M. le président. La parole est à M. Ugo Bernalicis.

M. Ugo Bernalicis. Quelle forme de prise en compte ? Comme pour les femmes détenues, comme pour un certain nombre de dispositions, vous dites que l’administration pénitentiaire « prend en compte » : qu’est-ce que cela veut dire, prendre en compte ? En réalité, nous constatons bien l’existence d’injustices, d’inégalités, de discriminations. Partir du plus petit dénominateur commun, c’est-à-dire des cas parfois les plus spécifiques, pour garantir les droits de chacune et de chacun en détention, c’est comme cela que l’on s’honore d’être une grande nation, d’être la patrie des droits de l’homme et du citoyen. Je veux bien que l’on se mette des œillères, que l’on se dise « Circulez, il n’y a rien à voir : l’administration pénitentiaire prend en compte », mais c’est une drôle de prise en compte !

M. le président. La parole est à Mme Danièle Obono.

Mme Danièle Obono. Madame la ministre, monsieur le rapporteur, vous ne répondez pas et n’avancez aucun argument fondé. Cela montre bien le mépris que vous nous témoignez et votre hypocrisie totale : vous faites de grandes déclarations, mais vous n’avez même pas la décence de répondre à un amendement. Il ne s’agit pourtant pas d’un amendement d’opposition à votre politique ; il ne remet en cause ni la cohérence ni l’équilibre de votre texte, comme vous aimez à le dire. Il s’agit d’un amendement de proposition, qui veut remédier à une réalité que vous refusez de reconnaître : la maltraitance dont sont victimes certaines personnes dans le système carcéral. Votre réponse est extrêmement grave : en fait, vous niez cette violence, cette souffrance.

Je suis très heureuse que nos séances soient filmées : des milliers de gens vous auront entendue, madame la garde des sceaux, et ne croiront plus aucun des propos du Gouvernement sur la lutte contre la discrimination ; ils ne croiront plus non plus en votre prétendue compréhension des réalités carcérales, en votre prétendue empathie. C’est proprement lamentable de votre part de ne même pas essayer d’expliquer pourquoi vous rejetez d’un revers de main un tel amendement, alors qu’il ne vous coûte rien et répond à un enjeu de dignité humaine, d’égalité et de simple décence.

M. le président. Je mets aux voix l’amendement n546.

(Il est procédé au scrutin.)

M. le président. Voici le résultat du scrutin :

        Nombre de votants                        64

        Nombre de suffrages exprimés                63

        Majorité absolue                        32

                Pour l’adoption                4

                Contre                59

(L’amendement n546 n’est pas adopté.)

M. le président. La parole est à M. Éric Pauget, pour soutenir l’amendement n1003.

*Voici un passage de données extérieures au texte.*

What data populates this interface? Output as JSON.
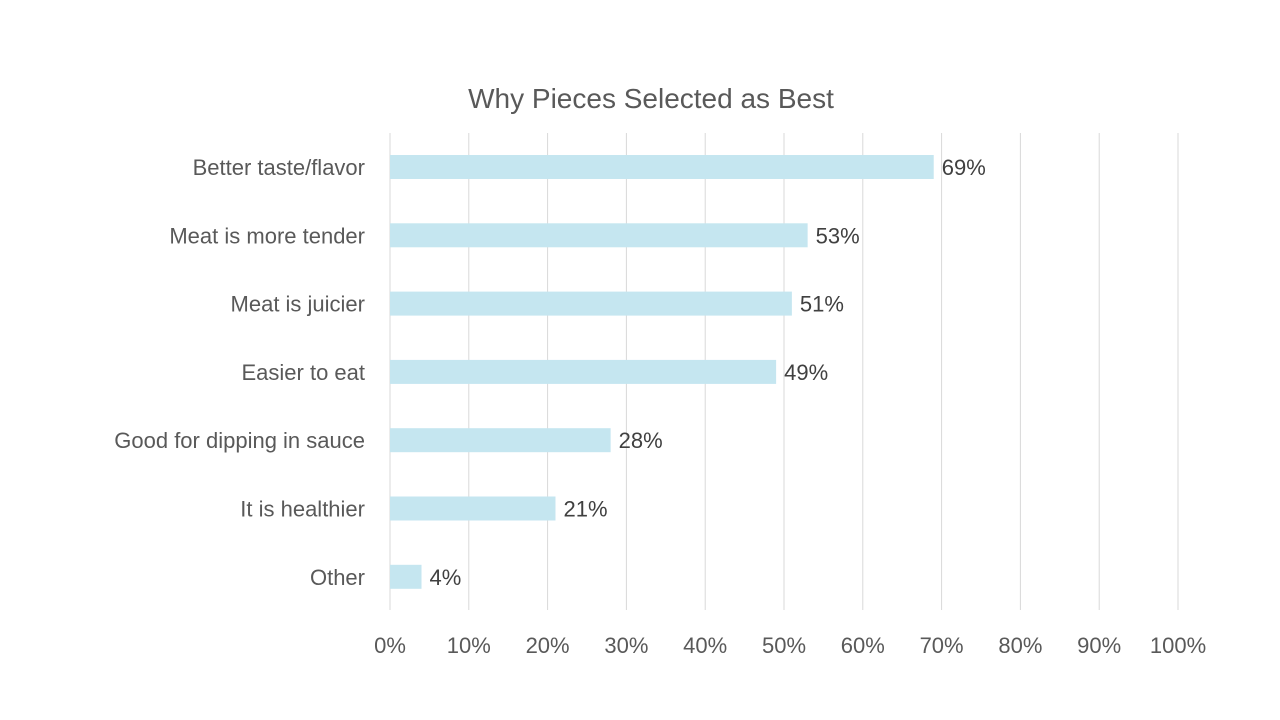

M. Éric Pauget. Cet amendement a pour objet de permettre la fouille intégrale des détenus à chaque sortie de parloir. En effet, les détenus profitent souvent de ces moments pour faire entrer illégalement des objets illicites ou dangereux au sein des établissements. Les personnels de l’administration pénitentiaire sont souvent en difficulté face à ces détenus après ces visites. Cet amendement vise à leur permettre une plus grande sécurité  dans l’exercice de leurs missions.

M. le président. Quel est l’avis de la commission ?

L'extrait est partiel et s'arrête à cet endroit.